An entropy criterion for visualization

Posted on 21 Apr 2015
Tags: visualization, running, statistics, half-baked

Just throwing up a half-baked idea here. I can’t even confidently assert novelty since I still haven’t worked through relevant background like this.

In the running visualization 2-d histogram idea I’ve been playing with, I’ve been setting probably the most important free parameter arbitrarily. The (linear) grid size \(n\) determines how coarse or fine the binning is, with the total number of bins being roughly \(n^2\).1 From unsystematic exploration, a grid size of 3 is too coarse, a grid size of 200 is too fine, and a grid size appeared adequate enough to stop searching further.

There’s a philosophical, or at least methodological concern, that I need to address before moving on. If I’m asking “what grid size is best?”, I might really be asking or instead should be asking “what grid size is best for this particular task?”. Further, this task should have a concrete answer that is known to me, because otherwise how can I assess if the visualization is effective at helping a user complete this task?

I can sidestep this concern in two ways. For the first, I can ignore any pragmatic use of the visualization and just be concerned with aesthetics. A figure that looks nice or interesting is ceteris paribus2 to be treated as better than one that looks ugly or boring. For the second, the visualization can be treated as loss data reduction, with the amount of loss scaling with the coarseness of the grid. Task-specific visualizations can be approximated as operations on the reduced data. A data reduction that incurs low error for a range of tasks can then be treated as good without reference to any particular task.

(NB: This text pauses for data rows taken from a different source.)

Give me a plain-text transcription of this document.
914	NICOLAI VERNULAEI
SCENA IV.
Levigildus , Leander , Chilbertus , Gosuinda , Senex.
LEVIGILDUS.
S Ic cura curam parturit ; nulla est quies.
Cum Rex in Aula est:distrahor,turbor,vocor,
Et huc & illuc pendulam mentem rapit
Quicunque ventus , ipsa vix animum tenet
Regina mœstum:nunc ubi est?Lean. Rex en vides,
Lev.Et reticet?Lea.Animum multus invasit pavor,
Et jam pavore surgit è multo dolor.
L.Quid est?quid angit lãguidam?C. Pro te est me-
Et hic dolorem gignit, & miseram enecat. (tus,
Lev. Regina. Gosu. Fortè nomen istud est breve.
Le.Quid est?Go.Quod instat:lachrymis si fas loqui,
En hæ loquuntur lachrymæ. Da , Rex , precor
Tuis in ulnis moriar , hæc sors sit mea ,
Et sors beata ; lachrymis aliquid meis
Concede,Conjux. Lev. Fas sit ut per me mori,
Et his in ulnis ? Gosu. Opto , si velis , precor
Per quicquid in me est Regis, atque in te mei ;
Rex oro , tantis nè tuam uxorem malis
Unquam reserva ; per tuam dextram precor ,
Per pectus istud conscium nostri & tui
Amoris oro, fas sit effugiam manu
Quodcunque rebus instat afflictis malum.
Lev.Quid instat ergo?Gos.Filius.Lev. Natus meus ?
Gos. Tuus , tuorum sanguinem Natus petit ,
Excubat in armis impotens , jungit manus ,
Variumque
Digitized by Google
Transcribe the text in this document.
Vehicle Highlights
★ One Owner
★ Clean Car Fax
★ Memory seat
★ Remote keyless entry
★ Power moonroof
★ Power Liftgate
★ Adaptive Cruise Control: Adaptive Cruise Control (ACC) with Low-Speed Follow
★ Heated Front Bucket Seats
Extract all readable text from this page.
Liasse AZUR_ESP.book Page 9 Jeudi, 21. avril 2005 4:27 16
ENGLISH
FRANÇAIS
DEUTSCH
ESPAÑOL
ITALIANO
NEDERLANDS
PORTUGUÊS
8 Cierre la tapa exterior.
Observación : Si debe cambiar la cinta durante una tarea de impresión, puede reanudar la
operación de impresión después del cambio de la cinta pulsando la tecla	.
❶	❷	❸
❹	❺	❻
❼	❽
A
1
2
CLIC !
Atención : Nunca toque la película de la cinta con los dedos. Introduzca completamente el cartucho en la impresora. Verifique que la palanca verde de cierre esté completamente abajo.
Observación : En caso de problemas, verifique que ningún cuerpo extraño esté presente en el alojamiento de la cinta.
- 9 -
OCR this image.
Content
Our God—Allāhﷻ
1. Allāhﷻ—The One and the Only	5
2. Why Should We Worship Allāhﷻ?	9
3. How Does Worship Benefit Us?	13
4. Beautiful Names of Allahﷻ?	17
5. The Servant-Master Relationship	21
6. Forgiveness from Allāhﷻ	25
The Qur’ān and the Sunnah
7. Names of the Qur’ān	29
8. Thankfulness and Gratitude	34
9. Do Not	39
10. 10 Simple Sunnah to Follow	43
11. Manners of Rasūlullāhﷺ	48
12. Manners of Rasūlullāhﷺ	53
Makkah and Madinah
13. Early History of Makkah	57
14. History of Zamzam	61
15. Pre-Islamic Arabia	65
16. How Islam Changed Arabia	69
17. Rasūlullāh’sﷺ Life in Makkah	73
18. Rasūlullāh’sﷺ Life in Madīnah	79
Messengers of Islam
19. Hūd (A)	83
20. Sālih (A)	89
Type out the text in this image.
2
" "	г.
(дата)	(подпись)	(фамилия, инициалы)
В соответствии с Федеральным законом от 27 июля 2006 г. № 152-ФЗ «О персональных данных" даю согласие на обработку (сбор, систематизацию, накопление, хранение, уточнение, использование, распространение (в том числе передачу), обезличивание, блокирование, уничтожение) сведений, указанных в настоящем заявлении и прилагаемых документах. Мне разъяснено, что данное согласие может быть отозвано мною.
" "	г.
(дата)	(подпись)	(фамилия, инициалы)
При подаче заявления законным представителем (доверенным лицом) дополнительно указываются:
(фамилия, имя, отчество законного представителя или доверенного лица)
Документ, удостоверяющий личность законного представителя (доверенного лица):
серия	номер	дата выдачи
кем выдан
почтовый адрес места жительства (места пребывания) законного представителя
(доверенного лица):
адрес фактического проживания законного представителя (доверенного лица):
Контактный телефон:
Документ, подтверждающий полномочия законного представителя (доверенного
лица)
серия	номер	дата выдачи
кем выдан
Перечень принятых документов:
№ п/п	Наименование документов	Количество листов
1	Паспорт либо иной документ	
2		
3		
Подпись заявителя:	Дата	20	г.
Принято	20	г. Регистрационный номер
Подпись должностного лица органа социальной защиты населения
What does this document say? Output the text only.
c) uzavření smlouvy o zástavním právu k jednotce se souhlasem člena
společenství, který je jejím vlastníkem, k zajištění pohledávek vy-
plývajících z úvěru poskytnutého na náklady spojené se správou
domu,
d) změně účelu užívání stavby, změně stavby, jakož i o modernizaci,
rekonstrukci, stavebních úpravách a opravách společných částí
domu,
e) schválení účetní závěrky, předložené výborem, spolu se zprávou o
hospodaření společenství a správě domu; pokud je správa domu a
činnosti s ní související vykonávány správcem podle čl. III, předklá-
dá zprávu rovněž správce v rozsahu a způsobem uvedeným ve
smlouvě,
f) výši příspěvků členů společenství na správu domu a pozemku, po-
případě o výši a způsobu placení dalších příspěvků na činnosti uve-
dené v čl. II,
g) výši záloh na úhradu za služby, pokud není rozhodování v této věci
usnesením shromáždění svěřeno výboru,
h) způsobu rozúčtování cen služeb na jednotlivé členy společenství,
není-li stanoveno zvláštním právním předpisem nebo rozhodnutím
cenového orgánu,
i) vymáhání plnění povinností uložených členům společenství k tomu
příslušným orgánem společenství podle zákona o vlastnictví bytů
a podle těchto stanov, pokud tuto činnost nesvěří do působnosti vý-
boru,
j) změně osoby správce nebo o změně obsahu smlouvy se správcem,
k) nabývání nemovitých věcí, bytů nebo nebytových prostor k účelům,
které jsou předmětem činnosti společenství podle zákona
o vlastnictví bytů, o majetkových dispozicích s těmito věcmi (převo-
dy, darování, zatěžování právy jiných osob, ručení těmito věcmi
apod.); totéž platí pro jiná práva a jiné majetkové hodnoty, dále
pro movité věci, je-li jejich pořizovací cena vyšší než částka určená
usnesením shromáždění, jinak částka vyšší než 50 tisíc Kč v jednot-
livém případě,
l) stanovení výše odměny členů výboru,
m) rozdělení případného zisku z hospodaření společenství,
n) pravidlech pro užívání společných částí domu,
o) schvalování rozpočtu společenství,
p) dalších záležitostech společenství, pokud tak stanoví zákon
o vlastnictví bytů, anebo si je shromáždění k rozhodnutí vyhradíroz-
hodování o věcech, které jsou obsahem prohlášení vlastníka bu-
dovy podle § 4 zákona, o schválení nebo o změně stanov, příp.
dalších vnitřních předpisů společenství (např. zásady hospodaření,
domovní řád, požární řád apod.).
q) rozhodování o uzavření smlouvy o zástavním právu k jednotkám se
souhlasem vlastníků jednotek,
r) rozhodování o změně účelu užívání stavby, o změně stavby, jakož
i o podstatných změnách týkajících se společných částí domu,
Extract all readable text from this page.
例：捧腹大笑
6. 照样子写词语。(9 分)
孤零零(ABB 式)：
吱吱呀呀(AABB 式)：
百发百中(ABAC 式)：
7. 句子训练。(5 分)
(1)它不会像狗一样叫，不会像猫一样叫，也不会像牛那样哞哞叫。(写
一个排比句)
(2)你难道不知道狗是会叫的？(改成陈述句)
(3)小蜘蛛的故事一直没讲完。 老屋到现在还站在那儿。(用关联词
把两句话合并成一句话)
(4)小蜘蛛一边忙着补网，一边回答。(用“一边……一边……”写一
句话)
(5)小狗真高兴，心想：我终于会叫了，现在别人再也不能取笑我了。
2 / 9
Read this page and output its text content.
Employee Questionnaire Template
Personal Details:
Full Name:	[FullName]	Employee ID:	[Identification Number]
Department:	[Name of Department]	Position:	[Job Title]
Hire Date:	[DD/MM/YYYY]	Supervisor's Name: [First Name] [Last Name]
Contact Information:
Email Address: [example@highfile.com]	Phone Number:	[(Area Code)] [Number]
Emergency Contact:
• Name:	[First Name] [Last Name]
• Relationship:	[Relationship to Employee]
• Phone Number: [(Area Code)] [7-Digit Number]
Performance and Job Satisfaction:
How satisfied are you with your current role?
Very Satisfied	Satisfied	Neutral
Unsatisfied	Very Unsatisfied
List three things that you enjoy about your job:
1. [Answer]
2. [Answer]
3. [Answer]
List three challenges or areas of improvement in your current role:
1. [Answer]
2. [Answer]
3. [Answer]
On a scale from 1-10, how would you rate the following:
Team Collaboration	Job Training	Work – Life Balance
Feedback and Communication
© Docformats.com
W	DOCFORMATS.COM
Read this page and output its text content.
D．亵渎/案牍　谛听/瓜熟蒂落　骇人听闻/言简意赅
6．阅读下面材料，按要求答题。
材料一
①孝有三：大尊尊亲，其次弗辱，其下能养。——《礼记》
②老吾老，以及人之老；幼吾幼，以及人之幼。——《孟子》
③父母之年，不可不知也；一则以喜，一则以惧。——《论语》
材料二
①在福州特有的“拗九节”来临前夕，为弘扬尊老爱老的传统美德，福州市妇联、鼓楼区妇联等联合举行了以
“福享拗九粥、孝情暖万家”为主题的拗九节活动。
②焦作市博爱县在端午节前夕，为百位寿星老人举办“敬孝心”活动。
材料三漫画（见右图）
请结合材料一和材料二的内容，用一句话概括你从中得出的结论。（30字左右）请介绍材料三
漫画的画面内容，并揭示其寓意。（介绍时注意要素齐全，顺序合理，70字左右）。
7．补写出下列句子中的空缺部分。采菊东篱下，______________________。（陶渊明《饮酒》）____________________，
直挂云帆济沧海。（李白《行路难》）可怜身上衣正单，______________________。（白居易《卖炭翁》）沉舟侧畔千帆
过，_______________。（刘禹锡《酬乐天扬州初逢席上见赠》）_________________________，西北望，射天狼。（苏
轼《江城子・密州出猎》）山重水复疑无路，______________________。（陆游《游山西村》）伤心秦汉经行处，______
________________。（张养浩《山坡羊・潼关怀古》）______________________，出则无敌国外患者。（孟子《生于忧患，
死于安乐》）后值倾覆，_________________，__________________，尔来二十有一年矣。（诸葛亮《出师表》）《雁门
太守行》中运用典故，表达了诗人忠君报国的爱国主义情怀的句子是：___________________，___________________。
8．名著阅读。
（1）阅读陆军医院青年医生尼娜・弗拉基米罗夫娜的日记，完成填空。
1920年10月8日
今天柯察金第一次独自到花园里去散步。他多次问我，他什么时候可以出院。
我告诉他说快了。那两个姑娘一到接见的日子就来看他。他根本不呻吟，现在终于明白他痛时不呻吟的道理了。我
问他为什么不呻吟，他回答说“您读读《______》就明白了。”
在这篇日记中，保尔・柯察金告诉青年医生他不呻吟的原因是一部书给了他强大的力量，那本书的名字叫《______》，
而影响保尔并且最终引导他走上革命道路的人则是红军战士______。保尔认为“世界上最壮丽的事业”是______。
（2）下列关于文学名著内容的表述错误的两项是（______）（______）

The criterion for grid size I’m fiddling with is based on maximizing entropy. In particular, for a range of grid sizes, a 2-d histogram is produced. Each region with at least one observation has a value giving the number of seconds I spent running in that region. Equivalently, this can be interpreted as color from white to blue. Ignoring the spatial structure, this can just be treated as a distribution over durations or colors. Because there is a limited capability to discriminate between similar colors (especially when they’re alpha-blended with the map), I bin the range of these values down to 10 categories. The entropy of this distribution is the quantity I seek to maximize.

It can be informally argued that in a 2-d histogram with high entropy as defined here, the region colors are conveying a lot of information about how much time was spent in the various regions.3

For Providence, RI runs through 2015-04-11, the entropy criterion is maximized at n = 24 with an entropy of 2.22 bits.

For Providence, RI runs through 2015-04-11, the entropy criterion is maximized at \(n = 24\) with an entropy of 2.22 bits.

The choice of the number of duration bins itself has an effect on the outcome, and so must be chosen carefully. However, this choice may be made on the basis of the legibility of the color scale and without any direct reference to the running map.

Visualization of Providence, RI runs through 2015-04-11 at the algorithmically chosen n = 24 binning.

Visualization of Providence, RI runs through 2015-04-11 at the algorithmically chosen \(n = 24\) binning.

Although the visualization at the grid size picked by this criterion doesn’t look strikingly optimal, it does at least look reasonable.

It would be conventional to state some open questions and ideas for future tests here, but so much about this idea is unsettled that pretty much any reasonable direction to go in appears open.

  1. The “roughly” is due to details of exactly how hexbin packs a square region with hexagons.

  2. Other things held constant, a foundational concept in causal inference.

  3. On the other hand, this procedure ignores information about which areas of the map were ever visited versus those that were not. Attempts to incorporate this led to less compelling visualization, and have been put aside for now.